2. Roads aren’t only made of asphalt. They’re also made of brick and/or concrete.
3. She says one year’s worth of oil is the same as fifty years of fifty nuclear reactors and yet she then says later than you need 10,000 nuclear reactors to cover one year’s supply of oil. So which is it? Sloppy math.
4. She points out that 95% of transportation energy depends on oil and there are substitutes in other areas. OK. Electric transportation works though is expensive. Electric transportation is also at least twice (and some would argue four times) more efficient than oil based. Thus we need HALF the current oil use to provide the same motorized transportation. Not to mention substitution to mass transit or bicycles. Or living closer to work.
5. She says that when you are using more energy to get a barrel of oil out than it contains, it will no longer be done. Wrong. We will use more energy to get a barrel of oil out than it contains if you can sell it for more than you can sell the energy used for extraction for.
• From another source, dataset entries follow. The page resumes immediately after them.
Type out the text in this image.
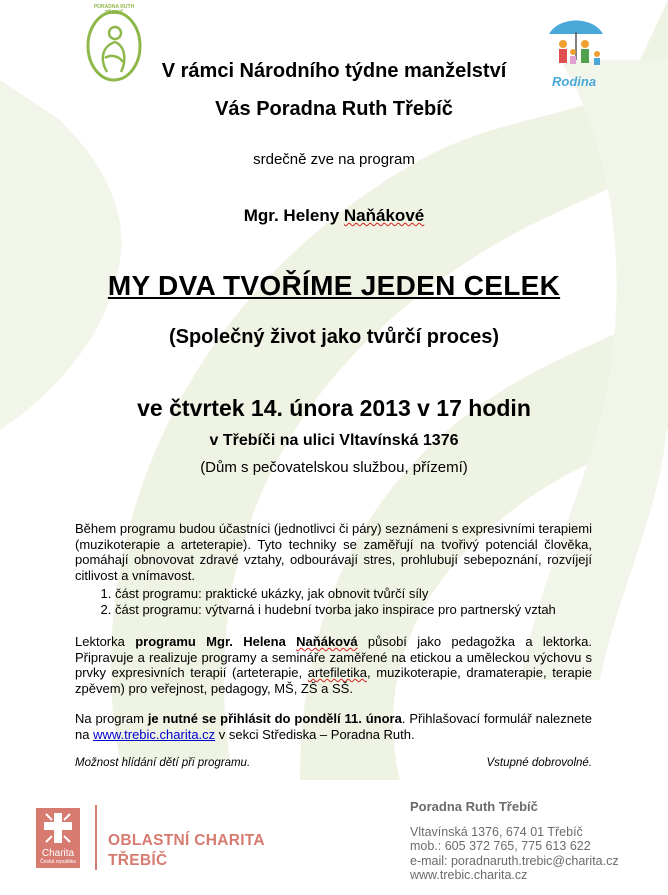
PORADNA RUTH TŘEBÍČ
Rodina
V rámci Národního týdne manželství
Vás Poradna Ruth Třebíč
srdečně zve na program
Mgr. Heleny Naňákové
MY DVA TVOŘÍME JEDEN CELEK
(Společný život jako tvůrčí proces)
ve čtvrtek 14. února 2013 v 17 hodin
v Třebíči na ulici Vltavínská 1376
(Dům s pečovatelskou službou, přízemí)
Během programu budou účastníci (jednotlivci či páry) seznámeni s expresivními terapiemi (muzikoterapie a arteterapie). Tyto techniky se zaměřují na tvořivý potenciál člověka, pomáhají obnovovat zdravé vztahy, odbourávají stres, prohlubují sebepoznání, rozvíjejí citlivost a vnímavost.
1. část programu: praktické ukázky, jak obnovit tvůrčí síly
2. část programu: výtvarná i hudební tvorba jako inspirace pro partnerský vztah
Lektorka programu Mgr. Helena Naňáková působí jako pedagožka a lektorka. Připravuje a realizuje programy a semináře zaměřené na etickou a uměleckou výchovu s prvky expresivních terapií (arteterapie, artefiletika, muzikoterapie, dramaterapie, terapie zpěvem) pro veřejnost, pedagogy, MŠ, ZŠ a SŠ.
Na program je nutné se přihlásit do pondělí 11. února. Přihlašovací formulář naleznete na www.trebic.charita.cz v sekci Střediska – Poradna Ruth.
Možnost hlídání dětí při programu.	Vstupné dobrovolné.
Charita
Česká republika
OBLASTNÍ CHARITA
TŘEBÍČ
Poradna Ruth Třebíč
Vltavínská 1376, 674 01 Třebíč
mob.: 605 372 765, 775 613 622
e-mail: poradnaruth.trebic@charita.cz
www.trebic.charita.cz
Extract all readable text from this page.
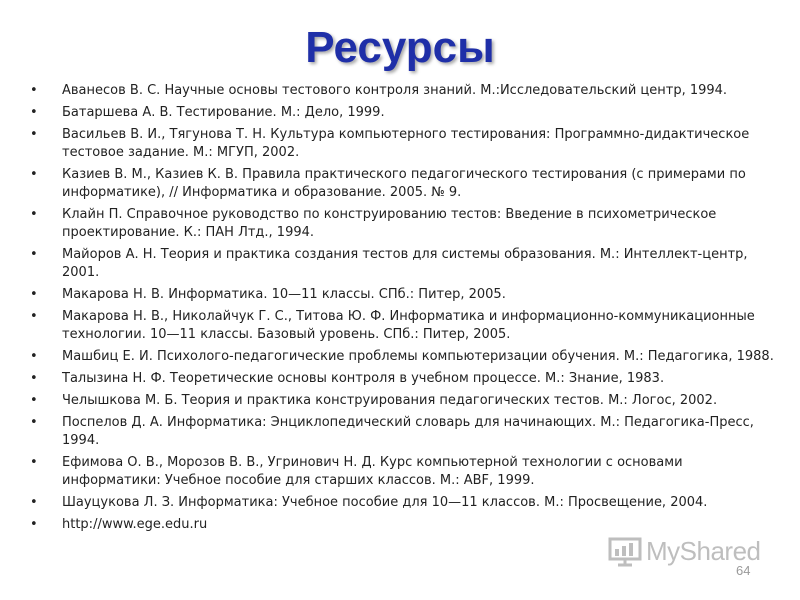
Ресурсы
• Аванесов В. С. Научные основы тестового контроля знаний. М.:Исследовательский центр, 1994.
• Батаршева А. В. Тестирование. М.: Дело, 1999.
• Васильев В. И., Тягунова Т. Н. Культура компьютерного тестирования: Программно-дидактическое тестовое задание. М.: МГУП, 2002.
• Казиев В. М., Казиев К. В. Правила практического педагогического тестирования (с примерами по информатике), // Информатика и образование. 2005. № 9.
• Клайн П. Справочное руководство по конструированию тестов: Введение в психометрическое проектирование. К.: ПАН Лтд., 1994.
• Майоров А. Н. Теория и практика создания тестов для системы образования. М.: Интеллект-центр, 2001.
• Макарова Н. В. Информатика. 10—11 классы. СПб.: Питер, 2005.
• Макарова Н. В., Николайчук Г. С., Титова Ю. Ф. Информатика и информационно-коммуникационные технологии. 10—11 классы. Базовый уровень. СПб.: Питер, 2005.
• Машбиц Е. И. Психолого-педагогические проблемы компьютеризации обучения. М.: Педагогика, 1988.
• Талызина Н. Ф. Теоретические основы контроля в учебном процессе. М.: Знание, 1983.
• Челышкова М. Б. Теория и практика конструирования педагогических тестов. М.: Логос, 2002.
• Поспелов Д. А. Информатика: Энциклопедический словарь для начинающих. М.: Педагогика-Пресс, 1994.
• Ефимова О. В., Морозов В. В., Угринович Н. Д. Курс компьютерной технологии с основами информатики: Учебное пособие для старших классов. М.: ABF, 1999.
• Шауцукова Л. З. Информатика: Учебное пособие для 10—11 классов. М.: Просвещение, 2004.
• http://www.ege.edu.ru
MyShared
64
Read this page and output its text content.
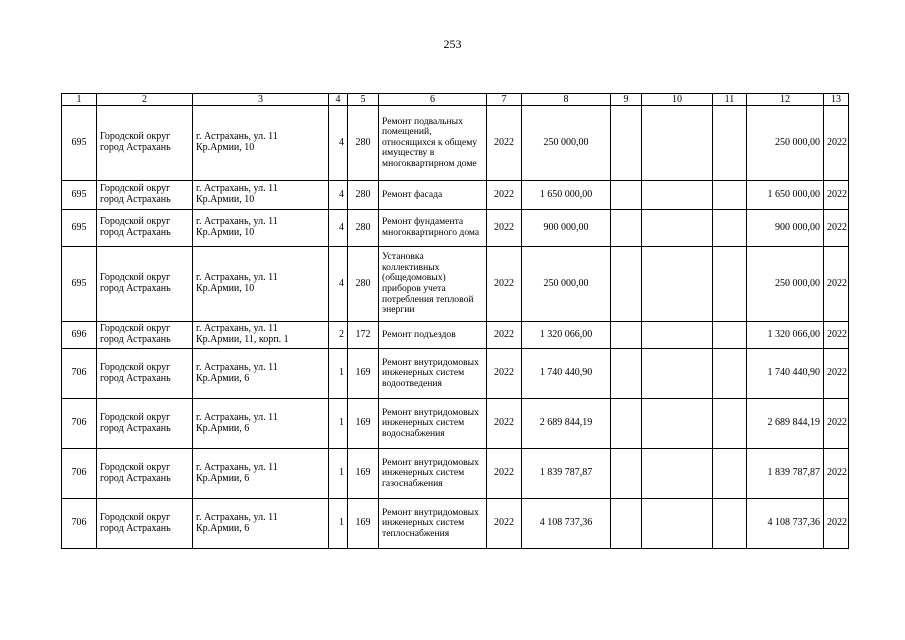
253
1	2	3	4	5	6	7	8	9	10	11	12	13
695	Городской округ город Астрахань	г. Астрахань, ул. 11 Кр.Армии, 10	4	280	Ремонт подвальных помещений, относящихся к общему имуществу в многоквартирном доме	2022	250 000,00				250 000,00	2022
695	Городской округ город Астрахань	г. Астрахань, ул. 11 Кр.Армии, 10	4	280	Ремонт фасада	2022	1 650 000,00				1 650 000,00	2022
695	Городской округ город Астрахань	г. Астрахань, ул. 11 Кр.Армии, 10	4	280	Ремонт фундамента многоквартирного дома	2022	900 000,00				900 000,00	2022
695	Городской округ город Астрахань	г. Астрахань, ул. 11 Кр.Армии, 10	4	280	Установка коллективных (общедомовых) приборов учета потребления тепловой энергии	2022	250 000,00				250 000,00	2022
696	Городской округ город Астрахань	г. Астрахань, ул. 11 Кр.Армии, 11, корп. 1	2	172	Ремонт подъездов	2022	1 320 066,00				1 320 066,00	2022
706	Городской округ город Астрахань	г. Астрахань, ул. 11 Кр.Армии, 6	1	169	Ремонт внутридомовых инженерных систем водоотведения	2022	1 740 440,90				1 740 440,90	2022
706	Городской округ город Астрахань	г. Астрахань, ул. 11 Кр.Армии, 6	1	169	Ремонт внутридомовых инженерных систем водоснабжения	2022	2 689 844,19				2 689 844,19	2022
706	Городской округ город Астрахань	г. Астрахань, ул. 11 Кр.Армии, 6	1	169	Ремонт внутридомовых инженерных систем газоснабжения	2022	1 839 787,87				1 839 787,87	2022
706	Городской округ город Астрахань	г. Астрахань, ул. 11 Кр.Армии, 6	1	169	Ремонт внутридомовых инженерных систем теплоснабжения	2022	4 108 737,36				4 108 737,36	2022
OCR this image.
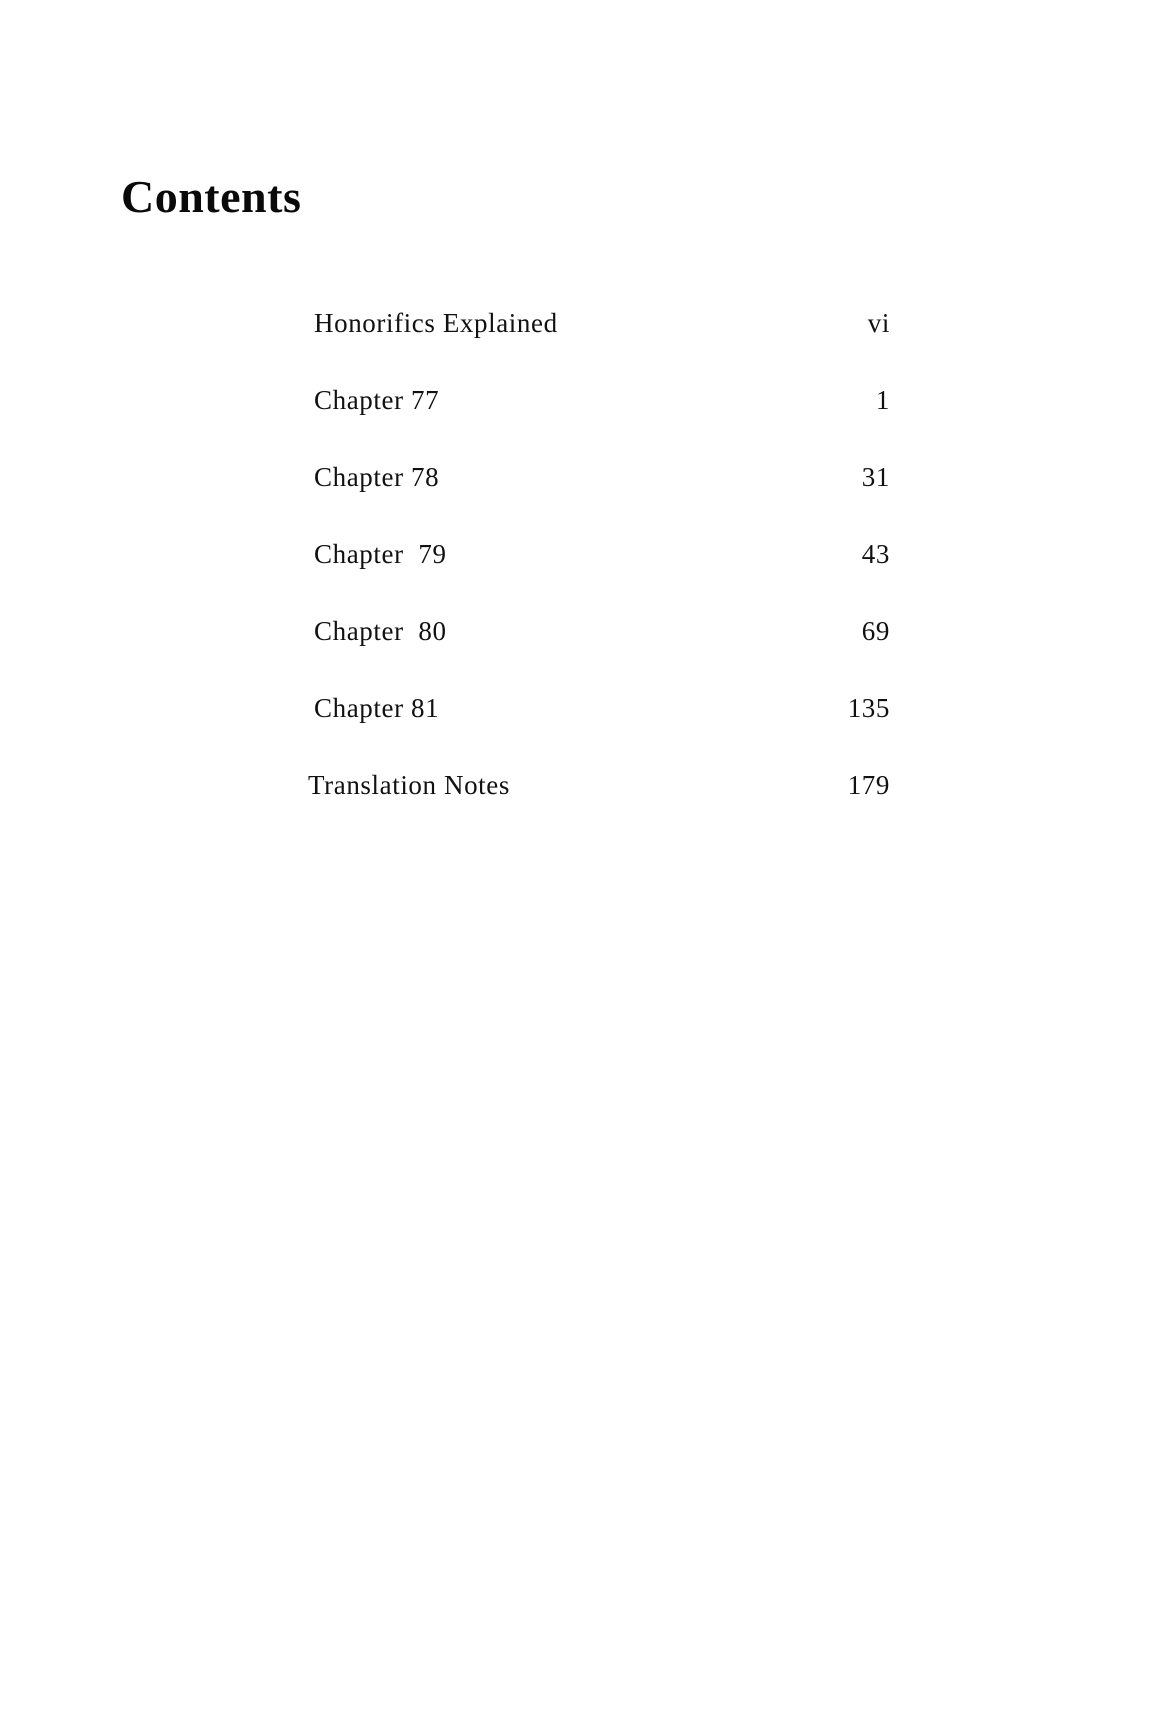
Contents
Honorifics Explained	vi
Chapter 77	1
Chapter 78	31
Chapter  79	43
Chapter  80	69
Chapter 81	135
Translation Notes	179
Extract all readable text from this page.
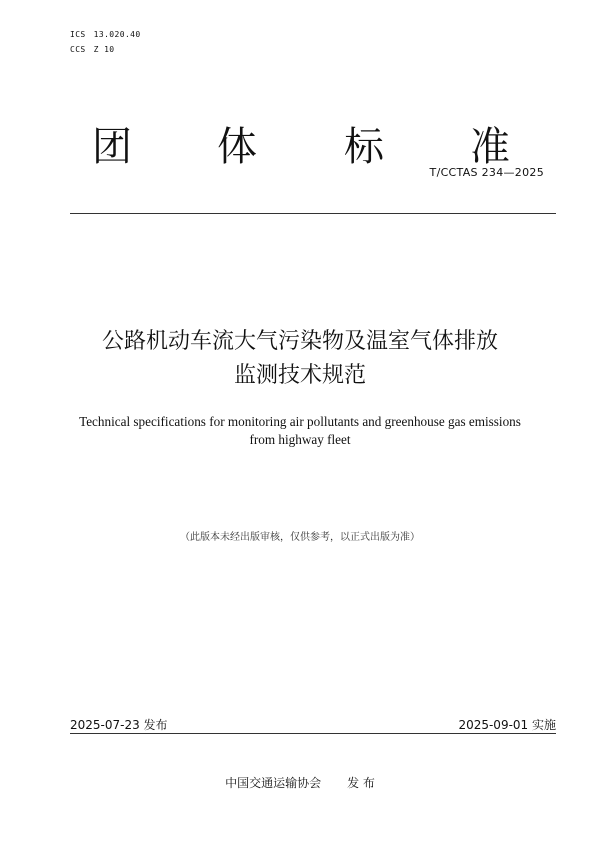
ICS 13.020.40
CCS Z 10
团 体 标 准
T/CCTAS 234—2025
公路机动车流大气污染物及温室气体排放
监测技术规范
Technical specifications for monitoring air pollutants and greenhouse gas emissions
from highway fleet
（此版本未经出版审核，仅供参考，以正式出版为准）
2025-07-23 发布	2025-09-01 实施
中国交通运输协会 发 布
I could go on, but why bother. The whole thing is ludicrous and full of holes if you think it through. Most people won’t though.

Which is not to say peak oil is a big joke. It’s not. If we don’t make necessary substitutions in time AND depletion is fast enough then we will see severe dislocations in the economy and perhaps large sections of the global economy collapsing accompanied with mass starvation. It is that serious. BUT there are solutions if we get our heads out of the sand.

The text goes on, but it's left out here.